Determine the slope of the line. Describe the meaning of the slope in this context.
Rewrite the equation in standard form, and use that equation to find the x- and y-intercepts. Describe the meaning of each intercept.
Do these equations represent an exact or approximate relationship between time and volume? This could be a matter of opinion. What is your opinion? Explain.
pkjumuii
To proceed from the given equation, we will first rewrite it in slope-intercept form, which is in the form y = mx + b, where m represents the slope and b represents the y-intercept.
Given equation: y = 500 - 5x
To rewrite it in slope-intercept form, we express it as: y = -5x + 500
Now, we can use this equation to find the amount of water in the tank exactly 2 days after the valve is opened. To do this, we substitute x = 2 into the equation and solve for y.
y = -5(2) + 500
y = -10 + 500
y = 490
Therefore, 2 days after the valve is opened, there will be 490 gallons of water in the tank.
The slope of the line in this context is -5. In this equation, the slope represents the rate at which the water volume decreases each day. Since the coefficient of x is negative, it indicates that for every one day that passes, the water volume decreases by 5 gallons.
To rewrite the equation in standard form, we will move the variables to one side and the constant term to the other side of the equation. The equation will be in the form Ax + By = C, where A, B, and C are constants.
Given equation: y = -5x + 500
Rearranging the terms, we get:
5x + y = 500
In this equation, the x-intercept represents the amount of time it takes for the water volume to reach zero. To find the x-intercept, we set y = 0 and solve for x.
5x + 0 = 500
5x = 500
x = 100
Therefore, the x-intercept is 100, which means it would take 100 days for the water volume to reach zero.

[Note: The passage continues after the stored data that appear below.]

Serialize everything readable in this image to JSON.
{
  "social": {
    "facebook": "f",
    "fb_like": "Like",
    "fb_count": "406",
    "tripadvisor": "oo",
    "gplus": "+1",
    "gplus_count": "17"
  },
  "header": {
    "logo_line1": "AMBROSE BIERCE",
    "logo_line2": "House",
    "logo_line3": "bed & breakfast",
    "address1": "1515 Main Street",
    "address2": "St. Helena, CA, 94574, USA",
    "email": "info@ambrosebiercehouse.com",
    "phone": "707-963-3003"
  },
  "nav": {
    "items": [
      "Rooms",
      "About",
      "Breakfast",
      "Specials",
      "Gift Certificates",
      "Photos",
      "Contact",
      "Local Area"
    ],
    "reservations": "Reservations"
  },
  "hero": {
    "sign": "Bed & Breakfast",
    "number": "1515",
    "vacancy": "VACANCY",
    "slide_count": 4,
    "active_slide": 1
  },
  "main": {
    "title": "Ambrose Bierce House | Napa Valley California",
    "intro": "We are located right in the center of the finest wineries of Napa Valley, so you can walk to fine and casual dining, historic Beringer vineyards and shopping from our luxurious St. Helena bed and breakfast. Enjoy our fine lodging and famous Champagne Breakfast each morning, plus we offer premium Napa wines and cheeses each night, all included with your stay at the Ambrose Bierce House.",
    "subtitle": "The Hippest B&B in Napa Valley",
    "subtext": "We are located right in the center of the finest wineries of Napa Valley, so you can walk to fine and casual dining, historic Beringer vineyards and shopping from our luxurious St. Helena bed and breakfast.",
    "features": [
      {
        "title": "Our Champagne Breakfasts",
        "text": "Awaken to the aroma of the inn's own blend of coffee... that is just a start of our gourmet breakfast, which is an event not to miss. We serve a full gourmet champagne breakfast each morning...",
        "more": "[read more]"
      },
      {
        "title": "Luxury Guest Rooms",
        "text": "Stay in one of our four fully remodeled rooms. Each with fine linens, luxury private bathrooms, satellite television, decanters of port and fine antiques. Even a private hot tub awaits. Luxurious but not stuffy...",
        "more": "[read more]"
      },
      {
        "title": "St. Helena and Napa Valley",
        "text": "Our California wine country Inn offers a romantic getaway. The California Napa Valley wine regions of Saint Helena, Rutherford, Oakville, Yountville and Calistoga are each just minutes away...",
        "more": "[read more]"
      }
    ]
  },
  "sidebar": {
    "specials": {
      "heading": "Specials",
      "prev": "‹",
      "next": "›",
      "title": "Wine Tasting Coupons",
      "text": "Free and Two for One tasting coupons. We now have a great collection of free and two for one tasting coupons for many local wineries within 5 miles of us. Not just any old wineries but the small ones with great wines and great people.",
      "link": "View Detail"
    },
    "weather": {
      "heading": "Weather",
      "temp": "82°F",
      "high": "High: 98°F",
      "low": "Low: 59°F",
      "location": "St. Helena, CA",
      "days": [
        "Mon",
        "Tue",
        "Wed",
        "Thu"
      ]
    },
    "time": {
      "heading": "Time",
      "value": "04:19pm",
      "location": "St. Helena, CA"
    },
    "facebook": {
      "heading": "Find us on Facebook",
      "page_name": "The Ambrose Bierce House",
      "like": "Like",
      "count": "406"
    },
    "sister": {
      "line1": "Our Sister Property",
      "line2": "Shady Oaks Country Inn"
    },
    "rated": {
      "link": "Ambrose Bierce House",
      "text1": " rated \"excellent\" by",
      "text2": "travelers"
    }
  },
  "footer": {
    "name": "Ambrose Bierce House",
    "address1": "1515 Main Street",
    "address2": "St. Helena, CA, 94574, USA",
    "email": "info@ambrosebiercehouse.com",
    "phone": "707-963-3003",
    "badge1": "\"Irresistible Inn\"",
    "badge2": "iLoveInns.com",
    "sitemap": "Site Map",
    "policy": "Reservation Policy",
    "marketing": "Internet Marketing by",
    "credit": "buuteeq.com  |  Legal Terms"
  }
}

The y-intercept of the equation represents the initial volume of water in the tank when x = 0. In this case, the y-intercept is 500 gallons, which means there are initially 500 gallons of water in the tank when the valve is opened.
Regarding the exactness or approximation of the relationship between time and volume, this is a matter of interpretation. The given equation assumes a fixed daily drainage rate without accounting for any external factors that could influence the rate of water drainage. Hence, it can be seen as an approximate relationship based on this simplified model.